Last Tuesday Richard and Joanne headed down to Kent to visit Nigel and Wendy at Landews Meadow Farm who very kindly found some time in their very busy work schedule to show us round. Their farm is a truly impressive place, and I’ve written up a summary of the “non-compost” parts of what we learned on The Oak Tree Farm website here.
Nigel has been working hard to implement Elaine Ingham’s methods on his farm, and the results are visible and impressive. He hasn’t carried out controlled tests as he is keen to have the benefits of the soil improvements everywhere, something we can understand, and have done ourselves with our 2016 tomato polytunnel, but the number of wormcasts on his pasture surface show very clearly that there is a lot of biology in his soil! Like us, his farm has very low rainfall, particularly in summer, though his soil is clay unlike the sandy loam of The Oak Tree.

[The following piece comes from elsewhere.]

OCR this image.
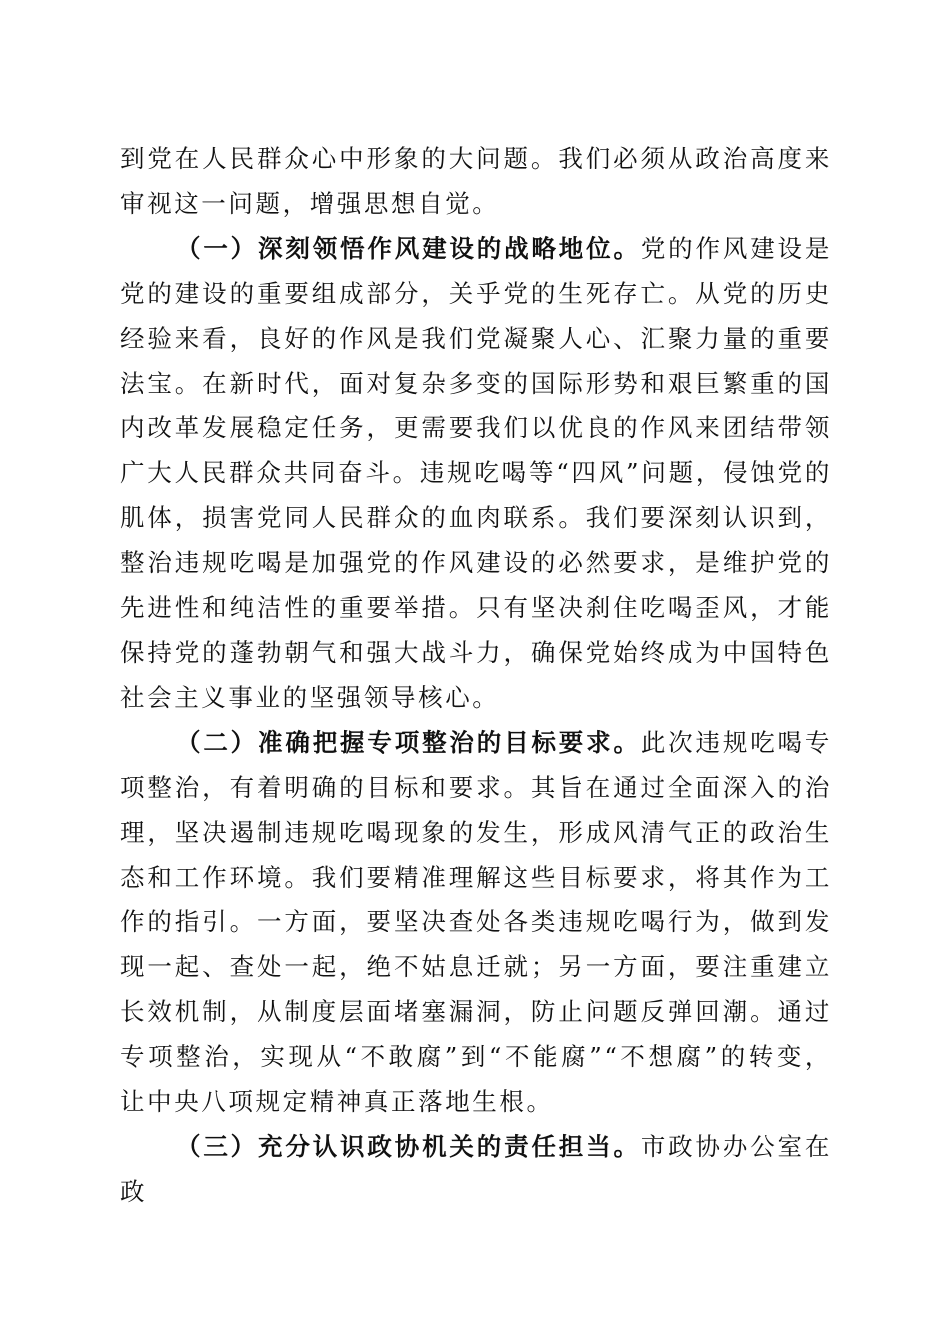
到党在人民群众心中形象的大问题。我们必须从政治高度来审视这一问题，增强思想自觉。

（一）深刻领悟作风建设的战略地位。党的作风建设是党的建设的重要组成部分，关乎党的生死存亡。从党的历史经验来看，良好的作风是我们党凝聚人心、汇聚力量的重要法宝。在新时代，面对复杂多变的国际形势和艰巨繁重的国内改革发展稳定任务，更需要我们以优良的作风来团结带领广大人民群众共同奋斗。违规吃喝等“四风”问题，侵蚀党的肌体，损害党同人民群众的血肉联系。我们要深刻认识到，整治违规吃喝是加强党的作风建设的必然要求，是维护党的先进性和纯洁性的重要举措。只有坚决刹住吃喝歪风，才能保持党的蓬勃朝气和强大战斗力，确保党始终成为中国特色社会主义事业的坚强领导核心。

（二）准确把握专项整治的目标要求。此次违规吃喝专项整治，有着明确的目标和要求。其旨在通过全面深入的治理，坚决遏制违规吃喝现象的发生，形成风清气正的政治生态和工作环境。我们要精准理解这些目标要求，将其作为工作的指引。一方面，要坚决查处各类违规吃喝行为，做到发现一起、查处一起，绝不姑息迁就；另一方面，要注重建立长效机制，从制度层面堵塞漏洞，防止问题反弹回潮。通过专项整治，实现从“不敢腐”到“不能腐”“不想腐”的转变，让中央八项规定精神真正落地生根。

（三）充分认识政协机关的责任担当。市政协办公室在政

Nigel went on Zach Wright’s UK course Spring 2016. We were gutted to have missed this, it looked really excellent, but we understand that Dave Beecher has been working closely with Zach and will be running similar courses in the UK soon – when we hear more we’ll keep you posted!
Nigel makes compost in the “hardware cloth” cylinders recommended by both Zach Wright and Elaine Ingham. We’ve found that hardware cloth doesn’t seem to be a British English term, which makes it hard to track down to buy. “Galvanised wire mesh” seems to be similar stuff in the UK. Nigel builds his heaps on pallets covered with woven weed control fabric “mypex” and he wraps a single layer of tarp over and round the heap to keep the heat in.
Nigel’s raw ingredients are
- 40% green material (cut grass, or, slightly less successful, hay)
- 40% woodchip
- 20% nitrogenous stuff. He uses a cow poo mixed with water to a fairly runny consistency: he has plenty of the raw material to hand…
He uses a hose with a finger over the end to spray materials as they are added to the heap (by contrast we have been using a fine spray head). He has had considerable success with this method, managing to match the exacting temperature profile demanded by Elaine Ingham and Zach Wright’s methods, and the resulting material certainly looks excellent.
Landews Meadow Farm is on quite an exposed site (they have a fine wind turbine!) and while the compost area is protected by a hedgerow, it takes a fair bit of incoming weather (the English Channel is visible from the farm on a clear day!) Clearly the use of animal manure slurry is a good way to get compost heaps up to temperature as we found with using poultry manure slurry in our heap 160910. We had struggled to get heaps up to temperature reliably before doing this. He does five compost heap turns, carefully manipulating the material to ensure that all parts get up to heat in the hot centre at some point.
We were particularly interested to hear the simple “Zach Wright” method of making compost extract. We had attempted to mimic this following a phone conversation with Nigel before the visit, but we had made it more complicated than it needed to be! Nigel simply takes a 30l container, adds compost to it (see the photo below for an idea of how much) and then stirs it with a stick for about 30 seconds. Easy!
Once stirred he uses the secret ingredient of a jelly bag (the sort you use to strain fruit to make sweet jelly preserves) to strain the mixture before using it in his tractor mounted sprayer – brilliant! It is just these sorts of practical details we wanted to learn – it had never occurred to me to use a jelly bag (though I have one in the loft somewhere!) He then dilutes it into about 200l of water. Apparently Zach Wright dilutes further saying that one hardware cloth/galvanised wire mesh heap can be used to treat 200 acres!
Once again, a huge thank you to Nigel and Wendy for welcoming us to their beautiful, innovative and productive farm!